Thomas Conway wrote:
On 6/18/07, apfelmus
wrote: Do you need the hash function for a hash table or for fingerprints/signatures? In the former case, Tries are a much better choice. For launching your own trie, see also
I'm actually using them for bucket addressing for external indexing with a linear hash table. (Yes, the hashing does count, because buckets are cached in memory.)
It always seems something of a shame that if you want all the benefits of lazy functional programming, you too often have to settle for O(n log n) data structures.
Trie it is, not balanced tree. A logarithm in this would be new to me. :) As a side node, Mr. Exp says: 64 is large enough for the size needs of any logarithm.
type HashTable k v = TVar (Array Int (TVar [(k,v)]))
Don't you want a TArray Int [(k,v)]? In any case, you could be able to set up an infinite trie and have lazy evaluation allocate space as needed: type Trie a = Branch (TVar a) (Trie a) (Trie a) -- an infinite tree with different TVars at every branch {-# NOINLINE tree -#} tree :: a -> Trie a tree x = Binary (unsafePerformIO $ newTVarIO x) (tree x) (tree x) The intention is that the different threads concurrently evaluate the suspension as far as they need to lookup/insert a key.

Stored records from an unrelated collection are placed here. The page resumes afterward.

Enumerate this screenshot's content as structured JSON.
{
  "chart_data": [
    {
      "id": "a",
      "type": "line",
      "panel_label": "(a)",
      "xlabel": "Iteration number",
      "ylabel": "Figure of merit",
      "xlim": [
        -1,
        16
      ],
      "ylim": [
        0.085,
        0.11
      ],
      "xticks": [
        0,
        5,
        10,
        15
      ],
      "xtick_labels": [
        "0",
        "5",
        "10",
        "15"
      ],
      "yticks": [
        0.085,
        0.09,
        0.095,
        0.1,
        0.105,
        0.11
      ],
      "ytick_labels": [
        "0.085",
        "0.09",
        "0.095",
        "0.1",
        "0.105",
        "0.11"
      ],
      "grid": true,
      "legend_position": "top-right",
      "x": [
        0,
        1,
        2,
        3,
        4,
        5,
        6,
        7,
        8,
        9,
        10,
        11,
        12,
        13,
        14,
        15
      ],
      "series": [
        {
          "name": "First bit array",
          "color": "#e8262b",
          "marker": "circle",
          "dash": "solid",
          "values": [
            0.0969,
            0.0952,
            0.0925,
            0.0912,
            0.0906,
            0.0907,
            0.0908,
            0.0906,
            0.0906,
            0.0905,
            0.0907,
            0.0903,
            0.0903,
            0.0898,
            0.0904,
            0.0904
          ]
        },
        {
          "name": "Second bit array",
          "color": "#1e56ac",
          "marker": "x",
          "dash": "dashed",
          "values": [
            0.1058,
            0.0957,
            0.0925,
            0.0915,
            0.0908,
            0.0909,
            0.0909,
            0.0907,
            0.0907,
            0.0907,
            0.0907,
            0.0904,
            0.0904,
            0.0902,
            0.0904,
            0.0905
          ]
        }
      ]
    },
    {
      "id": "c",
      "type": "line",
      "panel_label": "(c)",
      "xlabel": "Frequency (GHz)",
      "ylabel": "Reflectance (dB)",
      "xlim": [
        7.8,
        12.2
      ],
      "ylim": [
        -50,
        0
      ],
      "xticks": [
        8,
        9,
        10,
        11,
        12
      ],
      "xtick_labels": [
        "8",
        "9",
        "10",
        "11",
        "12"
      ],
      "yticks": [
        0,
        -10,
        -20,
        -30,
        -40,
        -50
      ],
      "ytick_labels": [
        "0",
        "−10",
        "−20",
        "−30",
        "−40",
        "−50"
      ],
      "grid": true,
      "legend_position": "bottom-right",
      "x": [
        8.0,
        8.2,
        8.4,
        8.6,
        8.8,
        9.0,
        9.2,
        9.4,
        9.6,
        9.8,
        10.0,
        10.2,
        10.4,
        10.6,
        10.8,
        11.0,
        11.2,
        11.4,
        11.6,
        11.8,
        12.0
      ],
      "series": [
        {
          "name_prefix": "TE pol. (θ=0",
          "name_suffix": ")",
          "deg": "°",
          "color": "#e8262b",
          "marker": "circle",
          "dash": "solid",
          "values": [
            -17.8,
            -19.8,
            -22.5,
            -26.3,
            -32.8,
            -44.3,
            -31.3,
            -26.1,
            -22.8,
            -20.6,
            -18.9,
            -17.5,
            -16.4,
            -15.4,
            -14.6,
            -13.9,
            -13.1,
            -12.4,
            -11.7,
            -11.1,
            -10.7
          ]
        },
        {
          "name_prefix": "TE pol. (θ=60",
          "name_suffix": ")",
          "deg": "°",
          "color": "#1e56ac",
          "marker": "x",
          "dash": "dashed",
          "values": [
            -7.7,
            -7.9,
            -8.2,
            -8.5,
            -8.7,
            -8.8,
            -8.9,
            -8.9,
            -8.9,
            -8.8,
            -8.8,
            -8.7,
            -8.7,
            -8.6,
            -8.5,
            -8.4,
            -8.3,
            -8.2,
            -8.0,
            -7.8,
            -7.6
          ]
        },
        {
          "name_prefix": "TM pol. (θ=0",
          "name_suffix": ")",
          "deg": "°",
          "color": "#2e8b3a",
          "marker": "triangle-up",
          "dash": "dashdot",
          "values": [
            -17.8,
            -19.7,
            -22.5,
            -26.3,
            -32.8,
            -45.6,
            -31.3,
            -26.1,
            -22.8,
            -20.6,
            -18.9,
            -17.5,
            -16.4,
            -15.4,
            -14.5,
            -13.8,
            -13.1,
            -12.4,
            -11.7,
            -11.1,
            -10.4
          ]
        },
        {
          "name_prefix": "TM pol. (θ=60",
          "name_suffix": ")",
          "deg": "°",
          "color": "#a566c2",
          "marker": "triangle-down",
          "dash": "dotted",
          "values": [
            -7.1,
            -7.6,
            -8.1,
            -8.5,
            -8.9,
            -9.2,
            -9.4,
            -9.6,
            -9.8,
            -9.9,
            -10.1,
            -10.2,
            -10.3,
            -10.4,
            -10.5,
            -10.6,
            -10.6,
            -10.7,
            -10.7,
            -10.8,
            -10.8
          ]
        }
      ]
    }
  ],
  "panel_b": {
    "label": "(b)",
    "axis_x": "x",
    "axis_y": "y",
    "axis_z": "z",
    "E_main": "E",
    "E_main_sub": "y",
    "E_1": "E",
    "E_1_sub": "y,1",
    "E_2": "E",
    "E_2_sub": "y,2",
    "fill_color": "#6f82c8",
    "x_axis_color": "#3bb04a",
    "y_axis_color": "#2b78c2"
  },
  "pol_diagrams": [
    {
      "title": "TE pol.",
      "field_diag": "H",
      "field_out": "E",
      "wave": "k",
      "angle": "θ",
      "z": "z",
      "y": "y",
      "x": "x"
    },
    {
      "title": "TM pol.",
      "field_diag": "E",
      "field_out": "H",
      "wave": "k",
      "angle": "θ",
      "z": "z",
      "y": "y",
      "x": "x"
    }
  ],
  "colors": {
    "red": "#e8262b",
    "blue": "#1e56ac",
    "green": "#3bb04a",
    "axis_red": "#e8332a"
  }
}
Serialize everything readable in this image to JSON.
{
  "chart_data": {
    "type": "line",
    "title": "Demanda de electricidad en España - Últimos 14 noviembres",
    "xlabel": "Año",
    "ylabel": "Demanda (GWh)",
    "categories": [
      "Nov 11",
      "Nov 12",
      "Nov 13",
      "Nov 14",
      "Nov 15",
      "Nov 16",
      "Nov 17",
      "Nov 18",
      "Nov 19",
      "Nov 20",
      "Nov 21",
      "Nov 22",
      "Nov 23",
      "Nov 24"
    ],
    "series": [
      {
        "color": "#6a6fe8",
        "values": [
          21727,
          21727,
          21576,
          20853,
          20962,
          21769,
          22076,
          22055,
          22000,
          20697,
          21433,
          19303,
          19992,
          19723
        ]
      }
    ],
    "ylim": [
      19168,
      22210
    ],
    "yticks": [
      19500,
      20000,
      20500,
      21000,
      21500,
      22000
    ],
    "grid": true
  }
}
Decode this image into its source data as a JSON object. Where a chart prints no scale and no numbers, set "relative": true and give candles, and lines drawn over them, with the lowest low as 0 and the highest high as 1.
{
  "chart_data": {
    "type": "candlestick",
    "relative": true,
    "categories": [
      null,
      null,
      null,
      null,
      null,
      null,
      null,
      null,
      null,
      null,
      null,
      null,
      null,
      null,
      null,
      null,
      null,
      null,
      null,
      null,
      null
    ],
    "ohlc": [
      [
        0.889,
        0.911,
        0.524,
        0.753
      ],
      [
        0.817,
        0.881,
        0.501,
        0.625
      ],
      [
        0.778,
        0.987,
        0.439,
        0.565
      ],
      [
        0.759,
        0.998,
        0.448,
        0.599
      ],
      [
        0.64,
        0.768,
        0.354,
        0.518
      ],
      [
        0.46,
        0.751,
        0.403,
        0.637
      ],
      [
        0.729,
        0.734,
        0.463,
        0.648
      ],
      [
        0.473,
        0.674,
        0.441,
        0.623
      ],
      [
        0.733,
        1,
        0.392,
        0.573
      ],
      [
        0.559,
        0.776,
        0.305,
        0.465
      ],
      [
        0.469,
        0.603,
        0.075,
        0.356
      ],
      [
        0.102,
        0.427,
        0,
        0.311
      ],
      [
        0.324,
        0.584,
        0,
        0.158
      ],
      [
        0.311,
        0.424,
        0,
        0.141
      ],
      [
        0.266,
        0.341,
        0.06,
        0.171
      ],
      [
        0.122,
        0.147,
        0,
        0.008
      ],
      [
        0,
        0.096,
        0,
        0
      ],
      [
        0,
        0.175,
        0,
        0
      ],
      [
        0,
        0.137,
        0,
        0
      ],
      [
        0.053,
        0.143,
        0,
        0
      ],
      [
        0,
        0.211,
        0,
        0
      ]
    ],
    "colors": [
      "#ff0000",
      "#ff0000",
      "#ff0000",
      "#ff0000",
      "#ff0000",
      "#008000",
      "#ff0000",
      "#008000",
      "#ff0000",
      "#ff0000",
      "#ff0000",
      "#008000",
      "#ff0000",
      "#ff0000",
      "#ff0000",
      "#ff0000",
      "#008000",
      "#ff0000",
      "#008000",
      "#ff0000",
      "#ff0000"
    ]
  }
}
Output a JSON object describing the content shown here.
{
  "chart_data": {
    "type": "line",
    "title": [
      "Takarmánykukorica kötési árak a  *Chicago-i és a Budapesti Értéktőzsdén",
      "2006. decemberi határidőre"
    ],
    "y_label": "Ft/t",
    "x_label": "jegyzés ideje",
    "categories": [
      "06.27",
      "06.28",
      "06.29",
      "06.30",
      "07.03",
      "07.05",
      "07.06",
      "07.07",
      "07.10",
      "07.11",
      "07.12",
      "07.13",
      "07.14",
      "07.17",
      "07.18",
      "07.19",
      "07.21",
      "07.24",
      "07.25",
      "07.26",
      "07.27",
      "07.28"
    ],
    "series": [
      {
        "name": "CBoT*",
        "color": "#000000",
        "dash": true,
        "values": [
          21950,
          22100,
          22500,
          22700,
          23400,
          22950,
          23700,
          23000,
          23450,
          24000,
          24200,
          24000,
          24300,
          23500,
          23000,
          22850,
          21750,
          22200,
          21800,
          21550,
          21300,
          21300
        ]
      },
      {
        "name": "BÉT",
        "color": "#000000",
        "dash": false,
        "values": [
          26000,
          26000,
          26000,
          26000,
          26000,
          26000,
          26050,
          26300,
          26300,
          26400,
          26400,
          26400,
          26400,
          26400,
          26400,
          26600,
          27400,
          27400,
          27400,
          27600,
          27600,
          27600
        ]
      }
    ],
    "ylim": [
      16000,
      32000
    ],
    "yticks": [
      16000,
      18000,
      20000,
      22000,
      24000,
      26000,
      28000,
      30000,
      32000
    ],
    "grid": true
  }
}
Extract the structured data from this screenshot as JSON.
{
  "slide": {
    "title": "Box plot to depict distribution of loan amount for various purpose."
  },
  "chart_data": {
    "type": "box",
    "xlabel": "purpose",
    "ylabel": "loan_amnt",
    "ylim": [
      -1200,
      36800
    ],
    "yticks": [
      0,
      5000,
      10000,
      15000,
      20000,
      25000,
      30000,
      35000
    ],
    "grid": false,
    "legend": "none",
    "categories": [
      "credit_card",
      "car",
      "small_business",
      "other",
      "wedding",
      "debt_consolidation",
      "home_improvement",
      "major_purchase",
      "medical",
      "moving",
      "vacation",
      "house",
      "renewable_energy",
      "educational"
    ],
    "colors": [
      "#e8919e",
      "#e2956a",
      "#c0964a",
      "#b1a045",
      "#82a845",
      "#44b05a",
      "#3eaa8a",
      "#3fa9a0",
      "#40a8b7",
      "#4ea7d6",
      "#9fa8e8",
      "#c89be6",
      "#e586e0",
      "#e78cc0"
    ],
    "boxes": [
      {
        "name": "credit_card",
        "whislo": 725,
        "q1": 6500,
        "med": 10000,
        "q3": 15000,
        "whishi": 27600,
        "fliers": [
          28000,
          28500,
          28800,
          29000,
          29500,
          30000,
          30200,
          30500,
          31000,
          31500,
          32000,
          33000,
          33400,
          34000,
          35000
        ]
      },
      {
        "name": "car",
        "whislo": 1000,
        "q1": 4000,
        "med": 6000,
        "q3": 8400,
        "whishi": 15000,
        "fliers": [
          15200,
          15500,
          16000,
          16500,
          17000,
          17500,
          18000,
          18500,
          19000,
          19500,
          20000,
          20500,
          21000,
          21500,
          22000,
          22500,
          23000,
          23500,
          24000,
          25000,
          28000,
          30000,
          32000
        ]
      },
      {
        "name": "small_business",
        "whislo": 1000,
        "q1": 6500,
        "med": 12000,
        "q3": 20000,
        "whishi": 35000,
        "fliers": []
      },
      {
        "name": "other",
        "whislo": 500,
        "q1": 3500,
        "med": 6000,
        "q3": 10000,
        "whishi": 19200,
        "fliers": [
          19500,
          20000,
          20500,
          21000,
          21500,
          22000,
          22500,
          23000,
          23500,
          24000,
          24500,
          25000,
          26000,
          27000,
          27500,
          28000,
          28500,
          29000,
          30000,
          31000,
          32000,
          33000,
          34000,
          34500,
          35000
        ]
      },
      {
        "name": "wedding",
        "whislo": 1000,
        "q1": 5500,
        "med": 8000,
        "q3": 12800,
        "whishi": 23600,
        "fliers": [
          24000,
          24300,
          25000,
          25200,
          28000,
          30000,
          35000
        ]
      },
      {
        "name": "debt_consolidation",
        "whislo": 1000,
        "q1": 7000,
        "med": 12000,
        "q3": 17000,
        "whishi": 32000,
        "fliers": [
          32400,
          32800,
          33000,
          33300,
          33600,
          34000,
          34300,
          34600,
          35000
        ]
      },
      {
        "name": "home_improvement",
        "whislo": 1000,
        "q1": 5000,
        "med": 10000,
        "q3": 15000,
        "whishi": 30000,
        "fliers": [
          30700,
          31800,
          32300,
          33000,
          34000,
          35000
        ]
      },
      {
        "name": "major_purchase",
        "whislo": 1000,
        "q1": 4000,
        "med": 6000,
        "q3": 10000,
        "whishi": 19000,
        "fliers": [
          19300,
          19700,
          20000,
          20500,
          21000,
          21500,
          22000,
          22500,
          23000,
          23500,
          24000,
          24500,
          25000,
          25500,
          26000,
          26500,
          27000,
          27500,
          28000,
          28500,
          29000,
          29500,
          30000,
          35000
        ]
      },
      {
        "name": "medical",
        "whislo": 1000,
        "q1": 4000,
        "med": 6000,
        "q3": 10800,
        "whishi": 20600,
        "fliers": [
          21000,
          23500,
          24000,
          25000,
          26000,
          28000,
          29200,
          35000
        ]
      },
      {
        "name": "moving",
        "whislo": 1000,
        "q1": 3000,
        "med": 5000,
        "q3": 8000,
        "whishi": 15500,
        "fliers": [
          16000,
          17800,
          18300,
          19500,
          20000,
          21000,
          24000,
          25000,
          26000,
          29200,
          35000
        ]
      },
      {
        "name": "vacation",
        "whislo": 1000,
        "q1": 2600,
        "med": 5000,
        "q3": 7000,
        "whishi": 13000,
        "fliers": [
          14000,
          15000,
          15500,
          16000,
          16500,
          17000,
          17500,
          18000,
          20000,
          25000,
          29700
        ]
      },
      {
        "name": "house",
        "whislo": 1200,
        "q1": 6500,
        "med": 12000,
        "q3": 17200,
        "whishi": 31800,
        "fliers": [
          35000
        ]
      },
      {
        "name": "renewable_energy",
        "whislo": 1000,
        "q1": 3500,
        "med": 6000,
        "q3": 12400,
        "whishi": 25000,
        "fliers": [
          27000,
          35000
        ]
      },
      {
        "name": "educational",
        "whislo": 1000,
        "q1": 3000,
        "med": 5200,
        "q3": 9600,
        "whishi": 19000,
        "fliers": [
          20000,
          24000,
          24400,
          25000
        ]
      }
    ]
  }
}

The associated value can be put into the fresh TVar they find there. The tree structure itself is left untouched. Of course, it is imperative that all threads see the same TVars. I don't know how thunk updates are handled in a concurrent setting, but as they are write-once only and referentially transparent, i see no major problem with them. Regards, apfelmus PS: Hm, it's probably safer to code the lazy evaluation in the trie manually. As a side effect, you are then able to garbage collect unused but expanded parts of the trie from time to time.